Wednesday night: I was going to the bathroom and saw it. I saw the streak of blood. Shit. Ok, it’s normal to have a small bit of bleeding sometimes in the beginning. Although, this never happened to me before. It was too late for implantation bleeding. I told my husband, to which he said that we should wait a bit and check again. I went to the bathroom every 20 minutes. More blood every time. It kept coming. I was trying to convince myself that the color was a pink color instead of bright red. But it was red. It was a lot of blood. More than spotting. This was happening. I was having a miscarriage. I didn’t want to confirm it completely or admit it to myself. I just wanted to go to sleep and wake up from this nightmare. 

Thursday morning: More blood. I played the scenario in my head of what I now needed to do medically. I couldn’t take off my nurse hat. I was also trying to explain and console my husband of what was going to happen. I couldn’t stop thinking, “I’m so stupid. Why in the hell did I tell my co-workers? Why did I tell anyone?” I’m a very open person, but right now I didn’t want to talk to anyone about this. I went to work as usual planning to meet my midwife later to check my HCG level. I told my co-workers and didn’t want to talk further about it. I went about my work day, trying to advise other women on their health and concerns. At about 930, I had a big wave of nausea and cramping. This really hurt. This was happening. To me. I didn’t think this would happen to me. Why was God allowing this to happen? Why does he allow this to happen to any woman? This isn’t fair! I started to break down at my desk. I left work, not being able to focus on my job. I needed to process what was happening to me and I couldn’t do that at work. I went to see my midwife. She would call me later with my HCG results. 

For those of you wondering, HCG is essentially the pregnancy hormone. It’s important to check the level a few times to make sure it goes down to negative to ensure everything from the pregnancy has left the uterus. 

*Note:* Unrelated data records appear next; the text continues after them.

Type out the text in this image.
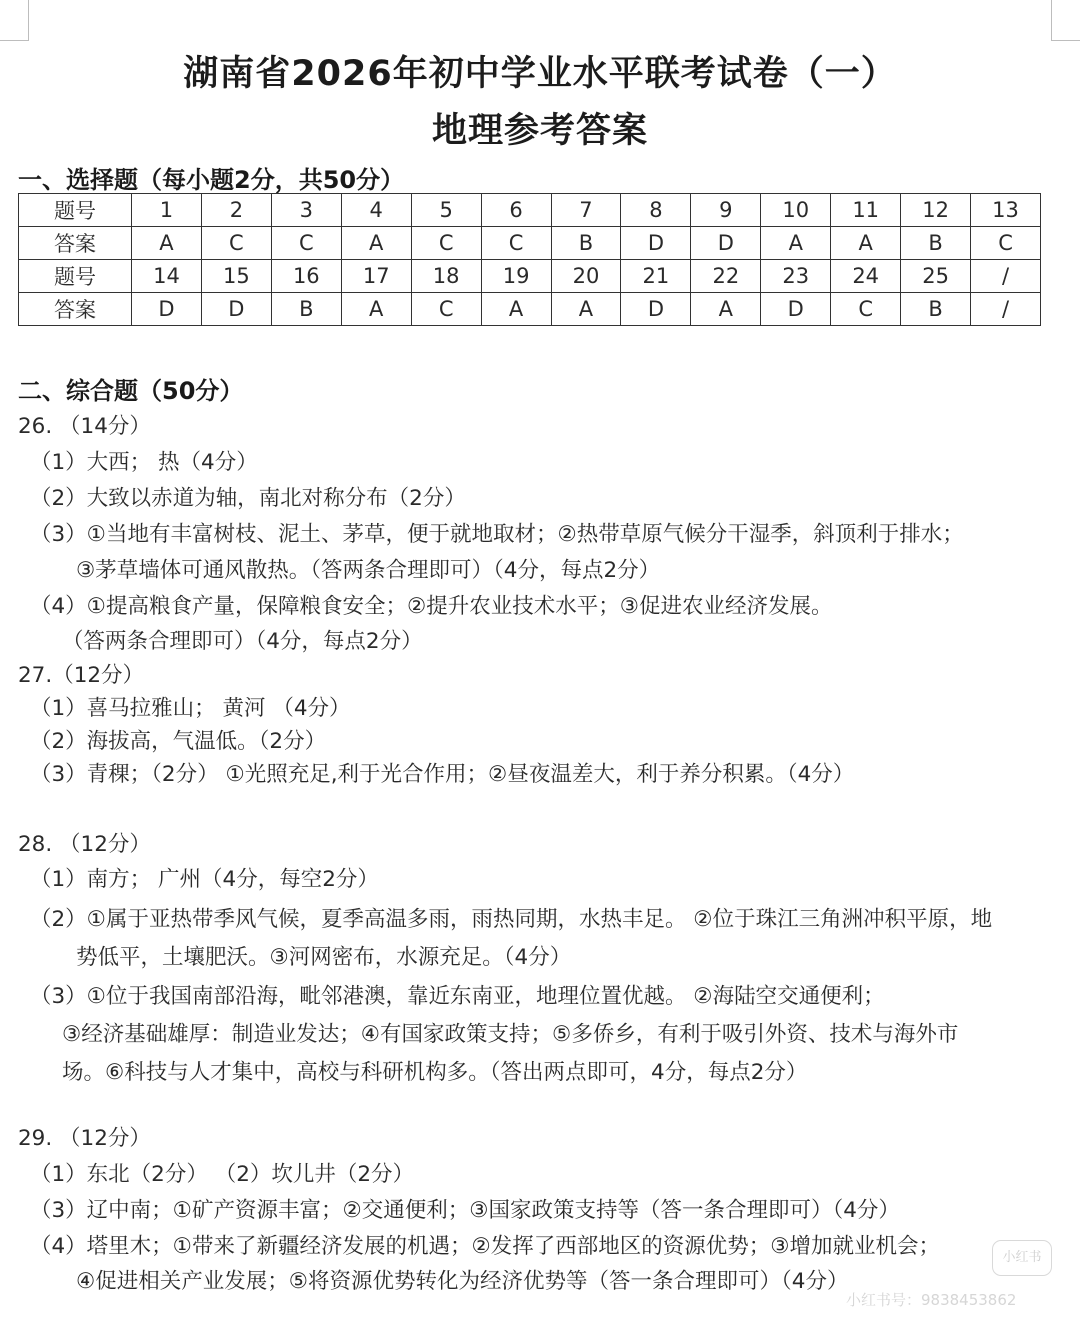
湖南省2026年初中学业水平联考试卷（一）
地理参考答案
一、选择题（每小题2分，共50分）
题号	1	2	3	4	5	6	7	8	9	10	11	12	13
答案	A	C	C	A	C	C	B	D	D	A	A	B	C
题号	14	15	16	17	18	19	20	21	22	23	24	25	/
答案	D	D	B	A	C	A	A	D	A	D	C	B	/
二、综合题（50分）
26. （14分）
（1）大西； 热（4分）
（2）大致以赤道为轴，南北对称分布（2分）
（3）①当地有丰富树枝、泥土、茅草，便于就地取材；②热带草原气候分干湿季，斜顶利于排水；
③茅草墙体可通风散热。（答两条合理即可）（4分，每点2分）
（4）①提高粮食产量，保障粮食安全；②提升农业技术水平；③促进农业经济发展。
（答两条合理即可）（4分，每点2分）
27.（12分）
（1）喜马拉雅山； 黄河 （4分）
（2）海拔高，气温低。（2分）
（3）青稞；（2分） ①光照充足,利于光合作用；②昼夜温差大，利于养分积累。（4分）
28. （12分）
（1）南方； 广州（4分，每空2分）
（2）①属于亚热带季风气候，夏季高温多雨，雨热同期，水热丰足。 ②位于珠江三角洲冲积平原，地
势低平，土壤肥沃。③河网密布，水源充足。（4分）
（3）①位于我国南部沿海，毗邻港澳，靠近东南亚，地理位置优越。 ②海陆空交通便利；
③经济基础雄厚：制造业发达；④有国家政策支持；⑤多侨乡，有利于吸引外资、技术与海外市
场。⑥科技与人才集中，高校与科研机构多。（答出两点即可，4分，每点2分）
29. （12分）
（1）东北（2分） （2）坎儿井（2分）
（3）辽中南；①矿产资源丰富；②交通便利；③国家政策支持等（答一条合理即可）（4分）
（4）塔里木；①带来了新疆经济发展的机遇；②发挥了西部地区的资源优势；③增加就业机会；
④促进相关产业发展；⑤将资源优势转化为经济优势等（答一条合理即可）（4分）
小红书
小红书号：9838453862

I spent time in the car driving and talking with a friend. My eyes hurt from all the tears. I got home and got the phone call from the nurse. My HCG level was negative. What? Negative? Already? I was advised by the nurse and the midwife that home pregnancy tests are very sensitive so I was pregnant, but the hormone level didn’t get very high, which is why it didn’t take long for it to go all the way down. Was it even enough to even call this a miscarriage? I can’t imagine what this would be like if I was farther along. I feel like that would break me. This happened so early on, but I was told that this was still a miscarriage. 

The next few days were spent still having waves of nausea, cramping and hormonal crying. Each day got a little better. It’s now two weeks later from when I found out I was pregnant. I have gotten a lot of support from friends and even found out how many more people I know that have had at least one miscarriage. I do have anxiety of this happening again, but this won’t stop us from trying add to our family. 

I now understand why women don’t want to talk about it. It hurts emotionally and physically. It’s confusing. It plays with your emotions like no other. However, I have always felt it’s important to talk about things, especially if it’s uncomfortable. The more people talk about their experiences, the more people will realize they are not alone and have more support. 

If you have never experienced a miscarriage or have ever wondered what do you even say to someone going through this, here are just a few helpful things to say, and NOT to say.
Things that are not helpful to say to someone that have had a miscarriage
·      At least you already have a child.
·      It’s ok, this happens all the time
·      You can always adopt. 
·      You can always have another
·      Your baby is an angel now. 
·      It was in God’s plan
·      At least you can get pregnant

What you should say:
·      I’m so sorry
·      What can I do to help you?
·      I’m here for you


What are your stories? What did you find helpful for support during this difficult time? Leave comments to help support others that may be going through this difficult time.